The investigation into the disappearance of 43 students in Iguala, Guerrero, in 2014 dragged on for more than four years under the previous government, and continues to do so.
The president of the Inter-American Commission on Human Rights (IACHR) has expressed regret over the lack of progress made by the federal government, despite a commitment it has made to get to the bottom of the controversial and tragic case.
In an interview with the newspaper El Universal, Esmeralda Arosemena de Troitiño also said that all high-ranking officials who may have been involved in the disappearance of the students on September 26, 2014, or who may have obstructed the probe into the crime, must be investigated.
“The investigations haven’t advanced as quickly as we expected,” Arosemena said, although she added that it was “very encouraging” that President López Obrador met this month with the parents of the missing students, all of whom attended the Ayotzinapa Rural Teachers College in Guerrero.
That showed that the president was fulfilling his commitment to solve the case, the IACHR chief said.
However, the former judge of the Supreme Court of Panama said she had heard that some institutions – which she didn’t name – are not cooperating with the investigations.
Asked what the IACHR is demanding of the government, Arosemena responded that the commission wants “something concrete” from authorities by September 26 – the fifth anniversary of the students’ disappearance.
“[We want] something detailed from the investigation in order to find those responsible, but also the young men . . . I read in the news that there was already important information about where the students could be found, that [information] has to be acted on, it can’t be delayed, because the situation is coming up to five years,” she said.
Arosemena said that a fresh investigation into the events of September 2014 – the government said last week that a new probe into the case would be opened – must include interviews with army personnel stationed in Guerrero at the time.
According to the previous government’s “historical truth,” the students were intercepted by corrupt municipal police and handed over to the Guerreros Unidos crime gang who killed them and burned their bodies in a municipal dump.
However, the investigation carried out by the Enrique Peña Nieto-led government was widely criticized and many people suspect that the army played a role in the student’s disappearance. One theory is that the students’ bodies were burned in the incinerators of a Guerrero army base.

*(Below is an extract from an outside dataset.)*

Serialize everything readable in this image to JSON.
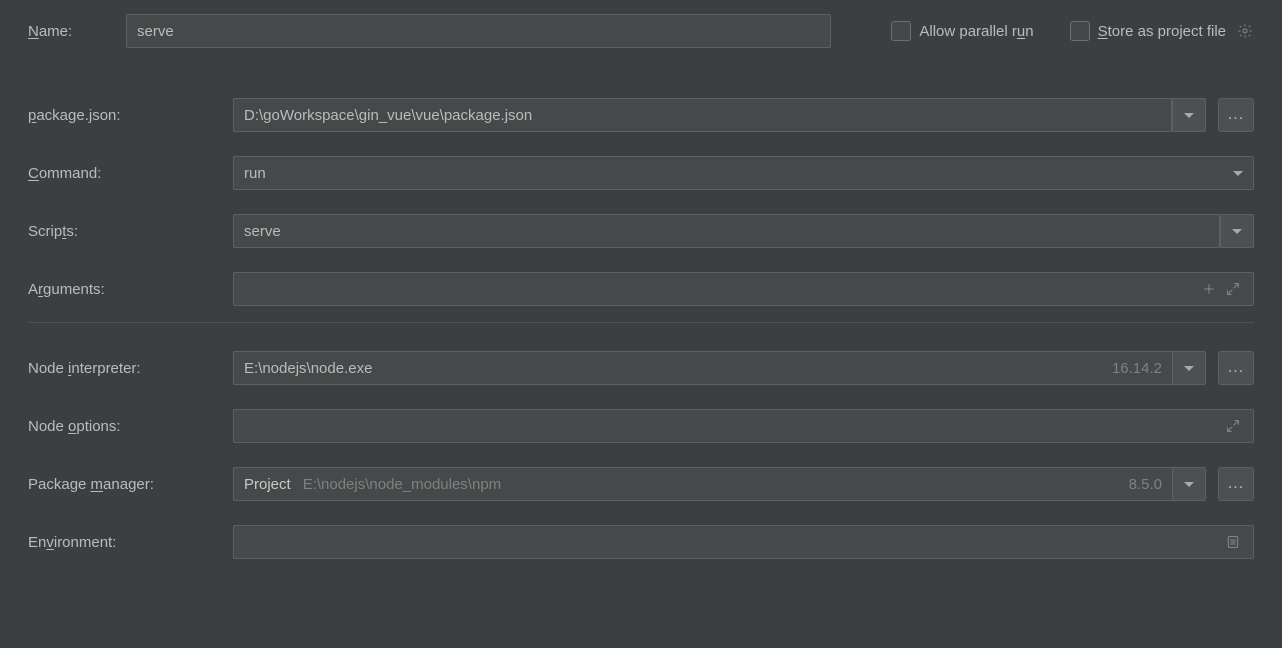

Arosemena also said that an investigation into high-ranking officials of the past government could be crucial to finding out the truth about what happened to the students.
The federal Attorney General’s Office has announced that it will investigate former attorney general Jesús Murillo Karam – who first announced the “historical truth” – as well as former Criminal Investigation Agency chief Tomás Zerón and former Ayotzinapa investigation chief José Aarón Pérez.
The IACHR president said that solving the Iguala case is important because it will bring “peace and tranquility to the entire population” of Mexico and enhance the standing of the country’s justice system.
If officials are found guilty of involvement in the student’s disappearance or obstructing justice they must be punished, Arosemena said.
She added that she was confident that the truth would be uncovered, explaining that she has seen evidence of some progress made by the government’s truth commission and that she personally knows Omar Gómez Trejo, the special prosecutor in charge of the reexamination of the case.
“. . . He participated in the GIEI [the Interdisciplinary Group of Independent Experts, which was formed by the IACHR to assist the previous government’s investigation]. That gives me confidence . . .” Arosemena said.
Gómez said last Wednesday that authorities are going to start the Ayotzinapa probe again, explaining that “a long list of politicians that bear different degrees of responsibility” would be investigated.
Arosemena said that the IACHR has a representative in Mexico who will closely monitor the progress of the investigation, adding that she was hopeful that the commission would have the opportunity to president evidence related to the case.
“We rejected the historical truth with scientific facts. However, they [the previous government] maintained that version [of events]. Now it’s another time, there are other circumstances, I hope that we will be listened to . . .”
Asked whether the release from prison of 77 people linked to the Iguala case represented a failure of Mexico’s justice system, Arosemena responded:
“The accusatory criminal system is not designed so that criminals leave [prison] laughing at their victims. What we need is for the system to work so that people who can provide information [about a crime] receive some kind of concession . . . It’s not about releasing them because their responsibility has to be determined but we need to find mechanisms, other than torture, to get that information.”
The United Nations human rights office said in a report last year that that were “solid grounds to believe that torture was committed against” 34 people arrested in connection with the disappearance of the students.
Gildardo López Astudillo, who was allegedly the Guerreros Unidos plaza chief in Iguala at the time of the students’ disappearance, other gang members and 24 municipal police officers suspected of involvement in the case were recently released from prison because judges ruled that the evidence against them was obtained by illegal means, including torture.